用户在说关键词时,可以说唤醒词,也可以说指令词,在不同的应用场景中,关键词通常是不同,这就需要针对不同的应用场景预先构建关键词检测模型。构建关键词检测模型也就是要构建声学模型。由于声学模型可以有很多表述方式,例如隐马尔科夫模型、或神经网络模型等。本发明实施例中,以隐马尔科夫模型表述关键词检测模型为例,如图2所示,每个关键词可以在隐马尔科夫模型中展开成一条隐马尔科夫链,即关键词状态链,每条链上的每一个节点对应关键词音素的一个状态的声学参数。每条关键词状态链的两端节点分别设置一个短静音状态,以及一个标识关键词类型的空尾状态,空尾状态即标识该条隐马尔科夫链表示为唤醒词或者指令词,如图3中每条链的黑点节点。节点可以往前跳转,表示发声状态的变化,例如元音时口型的变化;也可以自跳转,自跳转表示发声暂时不变,例如元音中较为稳定的发音状态。每条链的开始有静音状态节点。在隐马尔科夫状态链中,将除了关键词音素以外的音素组合构成垃圾词状态链,垃圾词状态链尾部也有一个空尾状态,表示该条隐马尔科夫链为垃圾词。
以隐马尔科夫模型表述关键词检测模型为例,构建关键词检测模型的方式可以为如下两种方式:
第一种方式:
针对语音中的每一个音素,在语料库中提取每个因素对应的声学参数样本。从音质的角度划分,语音的最小单位是音素。音素可以分为元音和辅音两大类,包括10个元音,22个辅音,共有32个音素。在隐马尔科夫模型中,根据语音特征,通常为一个音素设定三个状态,每个状态反映了该音素的声音特性,例如:可以表示发该音素时声道的形状变化。语料库是用于保存语音文本和该语音文件对应的语音的,语音文本可以为不同领域内的内容,语音文件对应的语音可以为对不同的人阅读语音文本的录音。由于不同的语音文本中可能包含相同的音素,在语料库中提取每个音素对应的声学参数样本,声学参数即为表征音素状态的参数。例如,提取音素a对应的声学参数样本,a的三个状态为b、c、d,每个状态分别提取n个样本,那么状态b对应的样本为b1、b2……bn,状态c对应的样本为c1、c2……cn,状态c对应的样本为c1、c2……cn。

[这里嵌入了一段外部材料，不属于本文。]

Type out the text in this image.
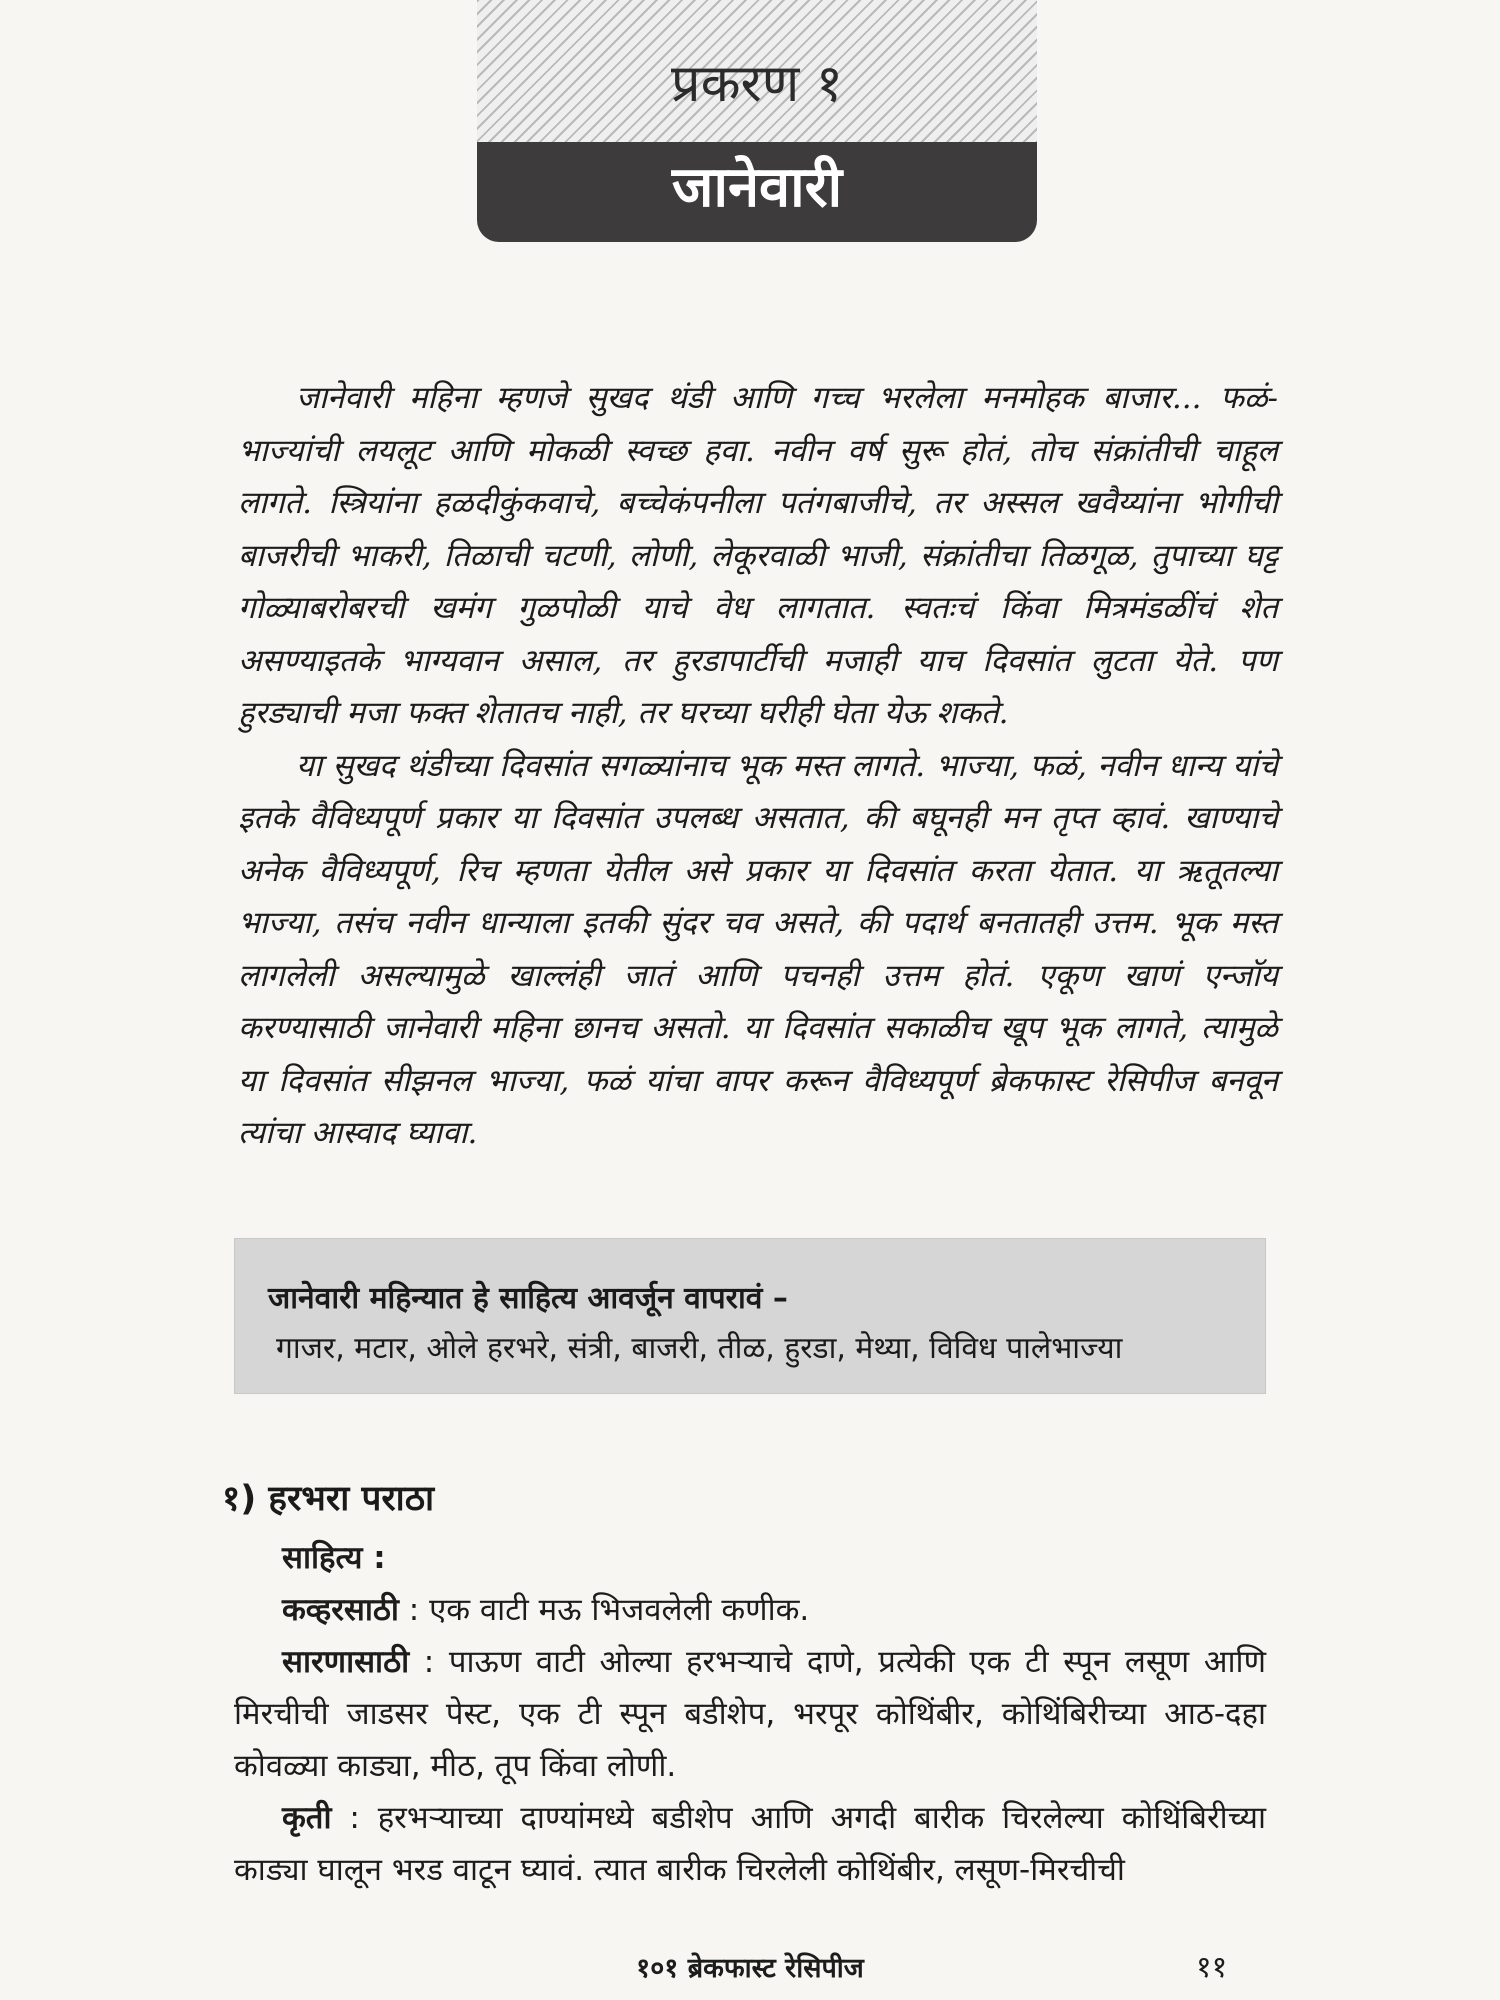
प्रकरण १
जानेवारी

जानेवारी महिना म्हणजे सुखद थंडी आणि गच्च भरलेला मनमोहक बाजार... फळं-भाज्यांची लयलूट आणि मोकळी स्वच्छ हवा. नवीन वर्ष सुरू होतं, तोच संक्रांतीची चाहूल लागते. स्त्रियांना हळदीकुंकवाचे, बच्चेकंपनीला पतंगबाजीचे, तर अस्सल खवैय्यांना भोगीची बाजरीची भाकरी, तिळाची चटणी, लोणी, लेकूरवाळी भाजी, संक्रांतीचा तिळगूळ, तुपाच्या घट्ट गोळ्याबरोबरची खमंग गुळपोळी याचे वेध लागतात. स्वतःचं किंवा मित्रमंडळींचं शेत असण्याइतके भाग्यवान असाल, तर हुरडापार्टीची मजाही याच दिवसांत लुटता येते. पण हुरड्याची मजा फक्त शेतातच नाही, तर घरच्या घरीही घेता येऊ शकते.

या सुखद थंडीच्या दिवसांत सगळ्यांनाच भूक मस्त लागते. भाज्या, फळं, नवीन धान्य यांचे इतके वैविध्यपूर्ण प्रकार या दिवसांत उपलब्ध असतात, की बघूनही मन तृप्त व्हावं. खाण्याचे अनेक वैविध्यपूर्ण, रिच म्हणता येतील असे प्रकार या दिवसांत करता येतात. या ऋतूतल्या भाज्या, तसंच नवीन धान्याला इतकी सुंदर चव असते, की पदार्थ बनतातही उत्तम. भूक मस्त लागलेली असल्यामुळे खाल्लंही जातं आणि पचनही उत्तम होतं. एकूण खाणं एन्जॉय करण्यासाठी जानेवारी महिना छानच असतो. या दिवसांत सकाळीच खूप भूक लागते, त्यामुळे या दिवसांत सीझनल भाज्या, फळं यांचा वापर करून वैविध्यपूर्ण ब्रेकफास्ट रेसिपीज बनवून त्यांचा आस्वाद घ्यावा.

जानेवारी महिन्यात हे साहित्य आवर्जून वापरावं –
गाजर, मटार, ओले हरभरे, संत्री, बाजरी, तीळ, हुरडा, मेथ्या, विविध पालेभाज्या
१) हरभरा पराठा

साहित्य :

कव्हरसाठी : एक वाटी मऊ भिजवलेली कणीक.

सारणासाठी : पाऊण वाटी ओल्या हरभऱ्याचे दाणे, प्रत्येकी एक टी स्पून लसूण आणि मिरचीची जाडसर पेस्ट, एक टी स्पून बडीशेप, भरपूर कोथिंबीर, कोथिंबिरीच्या आठ-दहा कोवळ्या काड्या, मीठ, तूप किंवा लोणी.

कृती : हरभऱ्याच्या दाण्यांमध्ये बडीशेप आणि अगदी बारीक चिरलेल्या कोथिंबिरीच्या काड्या घालून भरड वाटून घ्यावं. त्यात बारीक चिरलेली कोथिंबीर, लसूण-मिरचीची

१०१ ब्रेकफास्ट रेसिपीज	११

按照预设的训练算法,对每个音素对应的声学参数样本进行训练,得到声学模型。声学模型为音素与对应的声学参数的对应关系。预设的训练算法可以为算术平均算法,例如:将音素a的三个状态b、c、d的样本分别进行算术平均b′=(b1+b2+……+bn)/n,c′=(c1+c2+……+cn)/n,d′=(d1+d2+……+dn)/n,b′、c′、d′为音素a对应的声学参数。还可以将音素a的三个状态b、c、d的样本分别求方差,将得到的方差作为音素a对应的声学参数。进一步的,还可以采用现有技术中的隐马尔科夫模型和神经网络结合的方式,使用反向传播法训练每个神经元的权重,确定神经网络模型,神经网络模型的输入为音素,输出为该音素对应的声学参数。声学模型即为32个音素的每一个音素分别与该音素的声学参数的对应关系。
在根据不同的应用场景确定关键词后,在发音词典中查找各关键词对应的关键词音素。发音词典是用于保存词组包括的音素的。确定关键词音素后,将声学模型中与关键词音素对应的声学参数构建为关键词检测模型。
第二种方式:
该方式中不需要对每一个音素都确定对应的声学参数,只需要确定与关键词音素对应的声学参数即可。
根据不同的应用场景确定关键词,在发音词典中查找各关键词对应的关键词音素。
在语料库中提取关键词音素对应的声学参数样本。
按照预设的训练算法,对关键词音素对应的声学参数样本进行训练,得到关键词检测模型。其中采用的训练算法与第一种方式中采用的算法相同,在此不再进行详细描述。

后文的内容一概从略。